We improve students’ status at the University, in the city and in society. We promote and defend issues that are important to students. Our work is based on our values: education, equality, humanity, courage and responsibility. Our advocacy work takes many forms: we meet decision-makers, publish statements and opinion pieces, run campaigns and participate in meetings and working groups. In addition to this, we support active students in their work.
Our goal is to achieve equality in society. We promote accessibility of education, sufficient subsistence for students and free public transport. We want to live in a world where everyone is treated equally regardless of their background.
We believe that education has the power to change the world. Education is more than mere book learning – it includes broad-mindedness and the ability to apply your knowledge. Our aim is that students could accumulate these skills both on lectures and by participating in the activities of the University community and society.
We students must feel well to be able to build a fairer world now and in the future. To be happy during our studies, we need good healthcare services, comfortable housing, humane study requirements and meaningful leisure opportunities.
We think that Finland should use at least 0.7% of its gross national product to development cooperation as per the UN’s recommendations. We must actively promote environmental responsibility, set an example by our own actions and take a stand on environmental issues at the University, in the city and in society.
We dare to actively participate in public discussion concerning students and fearlessly take action against any flaws we observe. We are resolutely building the society of our dreams and offer our members opportunities to influence matters. The world must be changed.

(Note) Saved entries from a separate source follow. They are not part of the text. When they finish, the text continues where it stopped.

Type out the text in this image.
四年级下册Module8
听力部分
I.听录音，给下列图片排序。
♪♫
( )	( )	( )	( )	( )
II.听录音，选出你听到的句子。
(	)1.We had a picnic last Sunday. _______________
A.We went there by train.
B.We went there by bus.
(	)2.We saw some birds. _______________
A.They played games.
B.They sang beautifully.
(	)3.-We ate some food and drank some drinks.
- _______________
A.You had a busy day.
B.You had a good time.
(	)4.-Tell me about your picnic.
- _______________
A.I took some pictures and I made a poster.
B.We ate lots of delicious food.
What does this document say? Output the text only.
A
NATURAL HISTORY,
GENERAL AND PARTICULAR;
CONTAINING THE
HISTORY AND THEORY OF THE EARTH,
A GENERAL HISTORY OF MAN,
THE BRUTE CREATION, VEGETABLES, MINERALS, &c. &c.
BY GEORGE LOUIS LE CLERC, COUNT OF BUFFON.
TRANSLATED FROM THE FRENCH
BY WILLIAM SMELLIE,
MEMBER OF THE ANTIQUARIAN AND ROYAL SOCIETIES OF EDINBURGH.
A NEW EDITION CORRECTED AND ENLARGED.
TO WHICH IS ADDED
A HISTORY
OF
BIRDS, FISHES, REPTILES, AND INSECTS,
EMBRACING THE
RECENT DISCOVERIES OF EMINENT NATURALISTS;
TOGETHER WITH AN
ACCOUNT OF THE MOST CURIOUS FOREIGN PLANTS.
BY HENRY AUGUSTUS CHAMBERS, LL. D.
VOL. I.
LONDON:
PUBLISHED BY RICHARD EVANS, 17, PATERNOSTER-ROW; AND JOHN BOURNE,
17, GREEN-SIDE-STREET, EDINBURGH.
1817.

The highest power at universities belongs to the university community. Alongside professors and other staff members, we students are also members of the University community – we have the chance to influence matters at all levels of decision-making at the University. We have seats in the executive groups of degree programmes as well as the faculty councils, the University’s Board and the University Collegium. Students are also represented in many working groups at the University.
In addition to representative decision-making, students influence matters at the University through the Student Union. We – the specialists and members of the Board from the Student Union’s office – regularly meet with actors such as the Rector of the University, the vice deans in charge of academic affairs at the faculties and the people from University Services. We offer them a student perspective on various issues and cooperate with them to develop the University.
Our goal is to ensure that students have easily accessible, high-quality healthcare services at their disposal. The best way to achieve this is with the FSHS, which is why we actively participate in its decision-making processes. We have paid particular attention to students’ mental health because psychological symptoms are still connected to feeling ashamed and fearing being labelled. For this reason, we have campaigned for a more open discussion culture and to decrease the stigma related to mental health symptoms through the #kaikkihyvin (#everythingok) campaign.
The Capital Region’s future transport solutions must focus on developing cycling, walking and public transport. Functional and diverse services are a necessary part of a good city. The starting point of public services should thus be a user-oriented approach, accessibility and investments in prevention. We have participated in promoting goals such as making the City Centre campus car-free and the Science Tram, which would improve cross-town traffic between different campuses. We are lobbying the decision-makers of the Capital Region on the goals we share with the World Student Capital association of the Capital Region’s higher education students.
Students getting by better than at present is in the interests of society. A sufficient, stable subsistence supports wellbeing and study ability. The student aid must be a part of social security, and it must secure students’ subsistence during studies. We are vocal about the challenges and problematic issues related to students’ subsistence. We write opinion pieces and statements, commission reports on students’ subsistence and discuss these issues on social media. We also meet with politicians – sometimes even playing the student simulator with them!
Having a home of one’s own is a basic right. The cornerstones of good student housing are affordable apartments, good public transport connections to campuses and opportunities for outdoor activities. We want more student apartments both near the campuses and in locations with good connections to them. HYY owns some apartments, but housing is primarily organised through the Foundation for Student Housing in the Helsinki Region (Hoas). HYY is a founding member of Hoas, and we have representatives in its administrative bodies. Through HYY, students’ voice can be heard in the foundation’s activities.
Equality is visible in all our activities – in the organisations operating under us, at the University and in society. Practical examples of our equality work include having the organisations operating under us commit themselves to HYY’s Equality Plan, trilingual communications, our harassment contact person system and our work to strengthen the status of international students in the student community.
Our advocacy work is always based on research. We regularly make and commission studies on issues related to our students’ lives. For instance, we have conducted a wellbeing survey among our students and commissioned reports on issues such as the subsistence of the students of the University of Helsinki and the Aalto University, the situation of students over 30 years of age and the sickness insurances of international students. We are also involved in the Opiskelijan kaupunki (‘student’s city’) study, which analyses urban comfort, student housing and transport in the Capital Region.